Right now, Eric Evenchick is presenting CANtact at Black Hat Asia 2015 security conference in Singapore. Cantact is a hardware interface that attaches to the car’s CPU at one end and a regular laptop at the other. He’s already figured out how to do several simple hacks. It may sound like a simple device but the pricey commercially-available on-board CPU interfaces have been a consistent obstacle to car security research.
Car Companies have a huge security hole that they have not publicly addressed. The only reason people don’t regularly computer hack motor-vehicles is a lack of commercially available hardware. Hacking a car’s electronic system is something only a few people would even have the equipment to learn. To become a specialized security researcher in this area you would have to have a car you are willing to seriously mess with, which is expensive in and of itself. Some people might have access to a clunker that was made recently enough to have a CPU but they can’t afford the $1,200 stock cable that your local car mechanic would have to run the pre-fab software provided my the manufacturer. Eric Evenchick spent the last year figuring out exactly what makes the hardware tick, so he could put it int he hands of security researchers for the price of a dinner at a fancy restaurant.
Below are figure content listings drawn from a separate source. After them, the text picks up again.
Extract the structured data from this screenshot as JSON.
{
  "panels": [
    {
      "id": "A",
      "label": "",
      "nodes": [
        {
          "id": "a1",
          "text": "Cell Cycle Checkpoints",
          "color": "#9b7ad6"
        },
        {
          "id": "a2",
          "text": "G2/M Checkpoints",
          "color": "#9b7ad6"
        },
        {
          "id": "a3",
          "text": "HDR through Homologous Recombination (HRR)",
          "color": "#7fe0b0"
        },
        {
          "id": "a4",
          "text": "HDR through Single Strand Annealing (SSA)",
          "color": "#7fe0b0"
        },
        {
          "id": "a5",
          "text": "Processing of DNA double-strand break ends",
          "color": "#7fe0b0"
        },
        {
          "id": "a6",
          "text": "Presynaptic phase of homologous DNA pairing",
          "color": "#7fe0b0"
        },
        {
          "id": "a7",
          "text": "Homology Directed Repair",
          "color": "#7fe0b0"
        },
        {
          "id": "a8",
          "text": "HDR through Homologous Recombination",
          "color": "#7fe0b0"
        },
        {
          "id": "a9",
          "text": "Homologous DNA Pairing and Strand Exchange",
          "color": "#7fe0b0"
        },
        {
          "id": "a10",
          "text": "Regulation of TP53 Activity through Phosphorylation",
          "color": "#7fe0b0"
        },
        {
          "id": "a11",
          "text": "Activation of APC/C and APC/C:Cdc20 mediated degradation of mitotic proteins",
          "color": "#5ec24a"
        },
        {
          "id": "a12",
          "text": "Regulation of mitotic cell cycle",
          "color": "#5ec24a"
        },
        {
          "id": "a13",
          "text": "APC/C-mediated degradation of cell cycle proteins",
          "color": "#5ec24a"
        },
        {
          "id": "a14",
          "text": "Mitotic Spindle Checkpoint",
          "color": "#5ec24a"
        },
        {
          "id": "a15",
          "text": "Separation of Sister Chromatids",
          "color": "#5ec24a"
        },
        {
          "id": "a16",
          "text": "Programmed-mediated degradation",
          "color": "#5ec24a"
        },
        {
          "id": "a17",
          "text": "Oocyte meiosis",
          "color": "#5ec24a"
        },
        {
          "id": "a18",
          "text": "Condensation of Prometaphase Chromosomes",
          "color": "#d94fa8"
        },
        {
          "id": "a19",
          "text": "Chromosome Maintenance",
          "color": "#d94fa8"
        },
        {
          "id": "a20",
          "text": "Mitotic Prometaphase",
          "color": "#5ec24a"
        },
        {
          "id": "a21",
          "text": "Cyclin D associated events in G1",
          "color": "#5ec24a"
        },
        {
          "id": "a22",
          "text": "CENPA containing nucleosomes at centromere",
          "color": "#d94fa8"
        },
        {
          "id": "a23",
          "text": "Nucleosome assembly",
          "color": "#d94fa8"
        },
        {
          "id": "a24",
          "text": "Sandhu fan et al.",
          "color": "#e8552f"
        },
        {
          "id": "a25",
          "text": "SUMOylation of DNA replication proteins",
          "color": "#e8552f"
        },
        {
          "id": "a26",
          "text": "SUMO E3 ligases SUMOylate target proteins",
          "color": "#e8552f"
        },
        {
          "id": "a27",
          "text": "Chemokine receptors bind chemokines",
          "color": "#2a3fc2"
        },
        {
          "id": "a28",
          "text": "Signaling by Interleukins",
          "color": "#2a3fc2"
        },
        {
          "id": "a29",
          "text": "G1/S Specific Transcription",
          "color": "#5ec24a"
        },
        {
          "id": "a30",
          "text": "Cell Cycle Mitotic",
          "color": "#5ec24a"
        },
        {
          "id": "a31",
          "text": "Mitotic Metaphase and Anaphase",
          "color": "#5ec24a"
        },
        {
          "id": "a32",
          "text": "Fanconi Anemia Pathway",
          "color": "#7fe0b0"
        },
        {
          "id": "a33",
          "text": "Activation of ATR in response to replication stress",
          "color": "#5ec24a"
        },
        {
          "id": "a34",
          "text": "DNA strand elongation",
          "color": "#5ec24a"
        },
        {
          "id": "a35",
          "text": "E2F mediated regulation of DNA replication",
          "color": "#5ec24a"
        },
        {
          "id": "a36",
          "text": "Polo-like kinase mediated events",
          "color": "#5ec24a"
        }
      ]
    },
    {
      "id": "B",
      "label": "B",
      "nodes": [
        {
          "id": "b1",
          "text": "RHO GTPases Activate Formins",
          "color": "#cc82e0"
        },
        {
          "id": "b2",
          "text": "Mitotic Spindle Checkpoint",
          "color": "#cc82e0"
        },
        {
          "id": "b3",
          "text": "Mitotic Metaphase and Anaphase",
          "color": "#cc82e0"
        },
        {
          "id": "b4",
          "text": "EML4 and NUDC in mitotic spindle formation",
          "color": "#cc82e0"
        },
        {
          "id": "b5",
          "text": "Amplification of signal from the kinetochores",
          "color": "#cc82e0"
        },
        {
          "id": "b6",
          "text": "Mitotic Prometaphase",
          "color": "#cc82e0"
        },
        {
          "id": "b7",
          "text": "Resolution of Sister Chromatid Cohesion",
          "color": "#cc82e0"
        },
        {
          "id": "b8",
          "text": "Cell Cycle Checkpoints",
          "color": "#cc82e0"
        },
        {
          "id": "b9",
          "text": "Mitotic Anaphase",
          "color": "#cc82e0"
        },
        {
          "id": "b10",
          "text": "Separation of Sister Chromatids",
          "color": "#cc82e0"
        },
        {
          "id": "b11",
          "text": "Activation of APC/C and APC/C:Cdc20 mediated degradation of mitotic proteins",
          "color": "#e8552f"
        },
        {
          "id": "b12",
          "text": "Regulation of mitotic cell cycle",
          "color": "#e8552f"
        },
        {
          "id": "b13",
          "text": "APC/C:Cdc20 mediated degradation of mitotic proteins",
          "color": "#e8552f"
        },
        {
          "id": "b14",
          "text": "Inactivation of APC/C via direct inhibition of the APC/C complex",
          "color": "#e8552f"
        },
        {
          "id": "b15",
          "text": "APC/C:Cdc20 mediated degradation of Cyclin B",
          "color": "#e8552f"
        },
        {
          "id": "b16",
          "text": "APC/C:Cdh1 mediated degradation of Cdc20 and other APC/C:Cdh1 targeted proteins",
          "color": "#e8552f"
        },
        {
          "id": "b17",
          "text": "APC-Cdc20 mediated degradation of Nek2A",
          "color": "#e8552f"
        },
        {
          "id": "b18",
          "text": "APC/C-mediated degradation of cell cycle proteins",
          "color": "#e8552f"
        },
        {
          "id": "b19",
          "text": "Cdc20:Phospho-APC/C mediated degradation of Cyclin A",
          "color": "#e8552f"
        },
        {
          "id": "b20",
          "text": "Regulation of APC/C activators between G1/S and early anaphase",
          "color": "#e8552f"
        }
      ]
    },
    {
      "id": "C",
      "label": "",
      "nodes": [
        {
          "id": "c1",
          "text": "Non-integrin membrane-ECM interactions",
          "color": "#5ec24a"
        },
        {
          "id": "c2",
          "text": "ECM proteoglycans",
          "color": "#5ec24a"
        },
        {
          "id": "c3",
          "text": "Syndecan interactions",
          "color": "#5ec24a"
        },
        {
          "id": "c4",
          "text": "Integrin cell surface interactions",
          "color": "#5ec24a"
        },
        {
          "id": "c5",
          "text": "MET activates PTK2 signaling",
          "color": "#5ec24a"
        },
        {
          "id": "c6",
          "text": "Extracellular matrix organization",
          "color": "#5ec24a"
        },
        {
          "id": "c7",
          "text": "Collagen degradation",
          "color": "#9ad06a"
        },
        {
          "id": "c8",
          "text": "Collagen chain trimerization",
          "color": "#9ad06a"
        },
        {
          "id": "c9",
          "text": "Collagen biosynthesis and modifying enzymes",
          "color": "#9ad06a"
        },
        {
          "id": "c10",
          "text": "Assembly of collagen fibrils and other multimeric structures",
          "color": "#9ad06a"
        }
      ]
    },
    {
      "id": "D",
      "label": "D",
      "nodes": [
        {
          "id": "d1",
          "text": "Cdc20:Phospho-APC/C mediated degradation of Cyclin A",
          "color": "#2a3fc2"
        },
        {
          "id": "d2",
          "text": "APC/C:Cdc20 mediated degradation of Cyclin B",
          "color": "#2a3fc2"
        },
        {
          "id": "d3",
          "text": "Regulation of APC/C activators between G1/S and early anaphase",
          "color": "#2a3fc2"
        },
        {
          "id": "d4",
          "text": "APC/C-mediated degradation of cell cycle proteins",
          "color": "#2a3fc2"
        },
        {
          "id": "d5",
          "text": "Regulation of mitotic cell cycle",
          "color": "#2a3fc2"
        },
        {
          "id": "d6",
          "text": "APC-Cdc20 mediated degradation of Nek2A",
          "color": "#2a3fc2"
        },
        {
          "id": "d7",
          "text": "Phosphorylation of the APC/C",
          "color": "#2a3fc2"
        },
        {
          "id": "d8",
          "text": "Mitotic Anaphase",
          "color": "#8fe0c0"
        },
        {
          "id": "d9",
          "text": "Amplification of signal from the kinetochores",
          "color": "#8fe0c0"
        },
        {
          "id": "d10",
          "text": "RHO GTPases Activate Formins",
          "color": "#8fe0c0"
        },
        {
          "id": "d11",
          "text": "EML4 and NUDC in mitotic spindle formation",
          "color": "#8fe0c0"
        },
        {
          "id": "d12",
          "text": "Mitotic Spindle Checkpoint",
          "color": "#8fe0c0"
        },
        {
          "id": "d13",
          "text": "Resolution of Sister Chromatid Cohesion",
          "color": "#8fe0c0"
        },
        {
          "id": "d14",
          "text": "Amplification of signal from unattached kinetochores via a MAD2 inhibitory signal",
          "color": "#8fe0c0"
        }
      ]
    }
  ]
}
24-year-old Eric Evenchick calls the controversial device CANtact, and he’s going to present it today at Black Hat Asia security conference in Singapore, whether car companies like it or not. The code that comes on the board attached tot he cable is open source. He can get it as cheap as $60 and maybe it will sell through third parties for $100. CANtact uses any USB interface to adapt to a car or truck’s OBD2 port at the other end. OBD2 ports usually connect under the dashboard and talk to the car or trucks CPU. In most modern vehicles, the complicated Controller Area Network, or CAN, controls the windows, the brakes, the power-steering, the dashboard indicators and more. It’s something that can disable your car and most people shouldn’t mess with it just yet. Once peer-collaborated info breaks into the mainstream, Evenchick hopes customized CAN systems will be common practice.
“Auto manufacturers are not up to speed. They’re just behind the times. Car software is not built to the same standards as, say, a bank application. Or software coming out of Microsoft.” Ed Adams at Security Innovation, 2014
Is can hacking a security threat we’ll see in the future? Quite probably. Back in 2013 security researchers Chris Valasek and Charlie Miller used DARPA funding to demonstrate how possible it really is to affect steering and brakes once the CAN system is accessed.
In the controversial death of journalist Michael Hastings, some people suspected car-hacking. It’s never been proven but you can read a detailed examination of the evidence in the Cosmoso.net article: Revisiting the Death of Michael Hastings
Evenchick is not trying to allow hackers to more easily hack cars. Instead he claims more affordable gadgetry will improve security, which seems to be the way tenuous relationship of security culture and hacking has always gone. In the test described in the link to the forbes article above, Valasek and Miller rewired a $150 ECOM cable to access and test vehicles’ OBD2 ports. CANtact comes out of the box ready to do what Valasek and Miller had to stay up late nights perfecting.